The United States was afraid, and had reason to be afraid, though not enough reason to trade its birthright for a mess of illusions. The war gave impetus to new attacks on anyone seen as
potentially disloyal—and by the middle of 1950, most of the Hollywood Ten had started serving prison time for contempt. In June Louis Budenz, the former
Midwest Daily Record
editor who had become a fervent Catholic and anti-Red activist, told the FBI that Nelson Algren was a “concealed Communist”—one who would deny membership in the party and didn't hold himself out as a Communist. There also was increasing scrutiny on political liberals in the arts. On June 22, 1950, the right-wing journal
Counterattack
issued a pamphlet called
Red Channels: The Report of Communist Influence in Radio and Television
, listing 151 popular musicians, writers, and actors with alleged Communist ties. Studs Terkel and Nelson missed the cut—Studs blamed a New York bias. But the list included such major stars as Nelson's favorite radio satirist, Henry Morgan, conductor Leonard Bernstein, stripper Gypsy Rose Lee, band leader Artie Shaw, folksinger Pete Seeger, and actor John Garfield.

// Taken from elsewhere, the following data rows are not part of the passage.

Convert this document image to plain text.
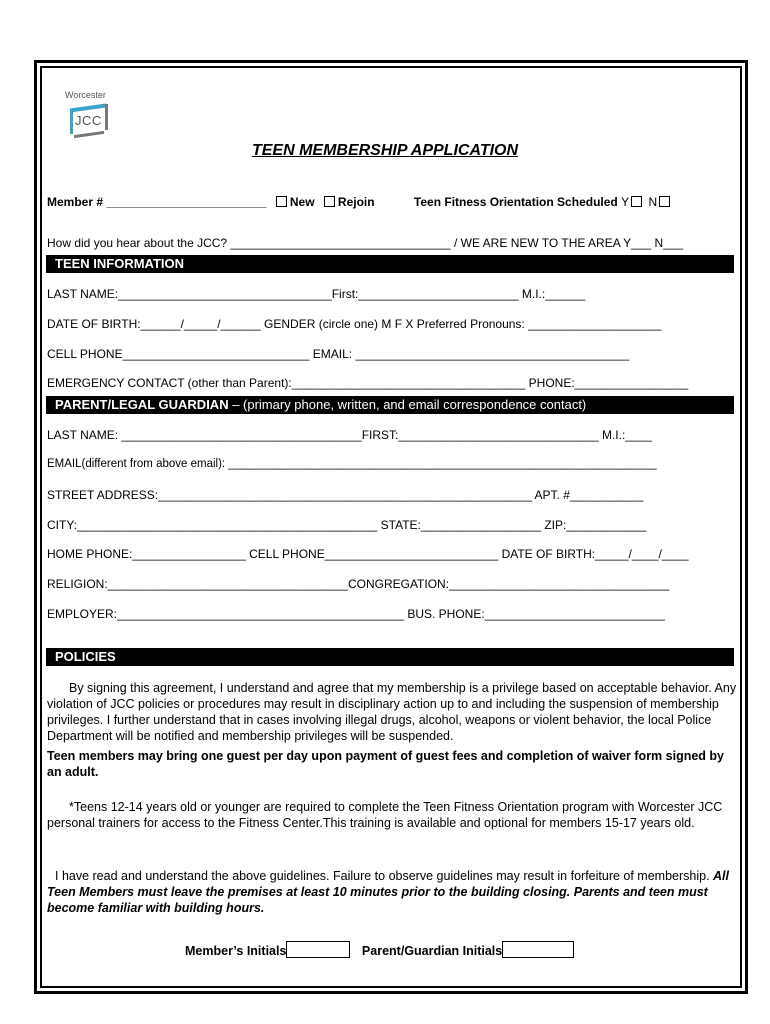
Worcester
JCC
TEEN MEMBERSHIP APPLICATION
Member # ________________________ New Rejoin	Teen Fitness Orientation Scheduled Y N
How did you hear about the JCC? _________________________________ / WE ARE NEW TO THE AREA Y___ N___
TEEN INFORMATION
LAST NAME:________________________________First:________________________ M.I.:______
DATE OF BIRTH:______/_____/______ GENDER (circle one) M F X Preferred Pronouns: ____________________
CELL PHONE____________________________ EMAIL: _________________________________________
EMERGENCY CONTACT (other than Parent):___________________________________ PHONE:_________________
PARENT/LEGAL GUARDIAN – (primary phone, written, and email correspondence contact)
LAST NAME: ____________________________________FIRST:______________________________ M.I.:____
EMAIL(different from above email): ___________________________________________________________________
STREET ADDRESS:________________________________________________________ APT. #___________
CITY:_____________________________________________ STATE:__________________ ZIP:____________
HOME PHONE:_________________ CELL PHONE__________________________ DATE OF BIRTH:_____/____/____
RELIGION:____________________________________CONGREGATION:_________________________________
EMPLOYER:___________________________________________ BUS. PHONE:___________________________
POLICIES
By signing this agreement, I understand and agree that my membership is a privilege based on acceptable behavior. Any violation of JCC policies or procedures may result in disciplinary action up to and including the suspension of membership privileges. I further understand that in cases involving illegal drugs, alcohol, weapons or violent behavior, the local Police Department will be notified and membership privileges will be suspended.
Teen members may bring one guest per day upon payment of guest fees and completion of waiver form signed by an adult.
*Teens 12-14 years old or younger are required to complete the Teen Fitness Orientation program with Worcester JCC personal trainers for access to the Fitness Center.This training is available and optional for members 15-17 years old.
I have read and understand the above guidelines. Failure to observe guidelines may result in forfeiture of membership. All Teen Members must leave the premises at least 10 minutes prior to the building closing. Parents and teen must become familiar with building hours.
Member’s Initials	Parent/Guardian Initials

Simone flew out of Paris on July 8, and arrived in Chicago during the hottest stretch of a hot summer. She was wearing an embroidered Indian peasant blouse, carefully chosen to please Nelson, according to her account of the trip in
The Mandarins
. But after she had panted up the wooden back stairs into the Wabansia flat, she felt a chill. Nelson “greeted her casually and then issued all sorts of pronouncements and ground rules for her stay,” according to biographer Deirdre Bair. He had decided that the relationship was going nowhere, and he did not love her anymore. “We'll have a nice summer together, all the same,” he told her. Simone was mortified—she had braved her fear of flying and imminent world war to come see him, and he did not seem to want her at all. In
The Mandarins
the Nelson character, “Lewis,” wants to listen to a baseball game, on which he has bet three bottles of scotch. After a day in which everything seems counterfeit, they get into bed together, but Lewis turns his back without an embrace, claiming he is too tired.

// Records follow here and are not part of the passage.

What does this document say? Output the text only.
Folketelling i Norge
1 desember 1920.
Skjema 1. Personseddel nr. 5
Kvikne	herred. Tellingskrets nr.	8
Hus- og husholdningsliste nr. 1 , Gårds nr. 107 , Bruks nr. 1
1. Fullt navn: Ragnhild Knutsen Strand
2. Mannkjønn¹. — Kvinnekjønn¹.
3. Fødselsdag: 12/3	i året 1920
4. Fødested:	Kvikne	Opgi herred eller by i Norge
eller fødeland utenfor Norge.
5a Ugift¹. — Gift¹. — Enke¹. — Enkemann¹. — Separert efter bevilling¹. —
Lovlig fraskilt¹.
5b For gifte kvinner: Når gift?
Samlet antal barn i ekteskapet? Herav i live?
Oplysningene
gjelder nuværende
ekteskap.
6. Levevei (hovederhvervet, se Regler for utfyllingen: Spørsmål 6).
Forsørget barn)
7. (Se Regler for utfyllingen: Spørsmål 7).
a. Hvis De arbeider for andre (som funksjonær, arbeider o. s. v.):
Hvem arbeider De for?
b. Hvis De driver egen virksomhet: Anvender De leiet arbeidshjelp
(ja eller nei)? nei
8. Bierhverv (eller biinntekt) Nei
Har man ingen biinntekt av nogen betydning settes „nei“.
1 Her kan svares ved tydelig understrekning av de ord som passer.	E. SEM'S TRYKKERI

When Simone's character “Anne” packs for their trip to Miller, she puts the embroidered blouse at the bottom, never wanting to wear it again—“it seemed to me as if there were something malignant in its embroidery.”

Even Nelson's old Polish neighborhood, where Simone had felt so at home, had become hostile. The heat was oppressive, softening the tar on the streets. When she went to a hairdresser in the neighborhood, a girl washing her hair asked her severely, “Why are you all Communists in France?” It was also hard to stay clean during the sticky days—there was no bathtub or shower at Wabansia. Art Shay offered to drive her to a friend's house to take a bath while Nelson played poker. She left the bathroom door open, and he snapped a picture of her in the nude, from behind. “You naughty man,” she muttered, though she seemed unperturbed.